Détermination renouvelée

Peter V. Kunz estime, lui,  qu’il ne faut pas peindre le diable sur la muraille. Le DoJ n’a pas le type de preuves qu’avait fournies l’ancien employé d’UBS Bradley Birkenfeld, qui pointaient les pratiques néfastes des cadres de la banque.

Si l’accord helvético-américain de l’été dernier, méprisé par Levin, n’a pas permis de dévoiler autant de noms tout de suite, il a tout-de-même poussé plus de 100 banques suisses à admettre d’un seul coup leur culpabilité.

Peter V. Kunz souligne aussi que les autorités suisses se sont depuis longtemps remises du choc de l’affaire UBS. La panique a laissé la place à la détermination.

«Beaucoup d’erreurs ont été faites dans le cadre de l’affaire UBS, mais les nerfs se sont maintenant calmés. Le DoJ doit être conscient qu’il n’obtiendrait pas un résultat similaire qu’avec UBS, s’il recourait aux mêmes tactiques contre Credit Suisse. »

Amende salée en perspective

De son coté, la banque veut  clore le chapitre de l’évasion fiscale pour se concentrer pleinement sur ​​ses affaires.

L’année dernière, sa division de gestion du patrimoine a attiré 18.9 milliards de francs suisses d’actifs. La même année, UBS a engrangé 28.6 milliards de francs.
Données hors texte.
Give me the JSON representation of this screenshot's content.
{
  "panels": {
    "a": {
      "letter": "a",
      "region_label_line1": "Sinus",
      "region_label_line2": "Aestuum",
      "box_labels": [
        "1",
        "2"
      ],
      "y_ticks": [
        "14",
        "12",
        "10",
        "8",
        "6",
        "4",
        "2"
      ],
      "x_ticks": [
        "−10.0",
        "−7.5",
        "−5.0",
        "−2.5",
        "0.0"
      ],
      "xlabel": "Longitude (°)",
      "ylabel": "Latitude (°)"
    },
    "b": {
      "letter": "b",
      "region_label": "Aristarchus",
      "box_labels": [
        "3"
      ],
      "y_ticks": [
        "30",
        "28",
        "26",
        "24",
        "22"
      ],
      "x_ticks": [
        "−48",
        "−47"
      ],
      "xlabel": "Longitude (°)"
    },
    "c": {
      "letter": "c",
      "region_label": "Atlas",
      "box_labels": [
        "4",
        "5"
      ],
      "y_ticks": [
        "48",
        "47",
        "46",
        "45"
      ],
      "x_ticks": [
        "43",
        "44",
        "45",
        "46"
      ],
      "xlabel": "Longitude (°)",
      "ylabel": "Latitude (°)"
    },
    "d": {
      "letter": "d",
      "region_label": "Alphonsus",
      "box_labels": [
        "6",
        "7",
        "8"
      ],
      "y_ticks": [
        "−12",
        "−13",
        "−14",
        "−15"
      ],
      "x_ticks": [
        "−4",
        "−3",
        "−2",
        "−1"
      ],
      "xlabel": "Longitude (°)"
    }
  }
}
«Credit Suisse a sûrement souffert de certains dommages à sa réputation, avance Andreas Brun, analyste à la Banque Cantonale de Zurich. Mais plus en Suisse que dans d’autres pays. »

Après avoir payé récemment une amende de 196 millions de dollars au régulateur financier américain pour avoir donné des conseils d’investissement non autorisés, Credit Suisse a une réserve d’environ 300 millions de francs pour régler les questions en suspens de l’évasion fiscale .

Andreas Brun estime pourtant que la facture finale pourrait bien dépasser les 780 millions de dollars versés par UBS en 2009.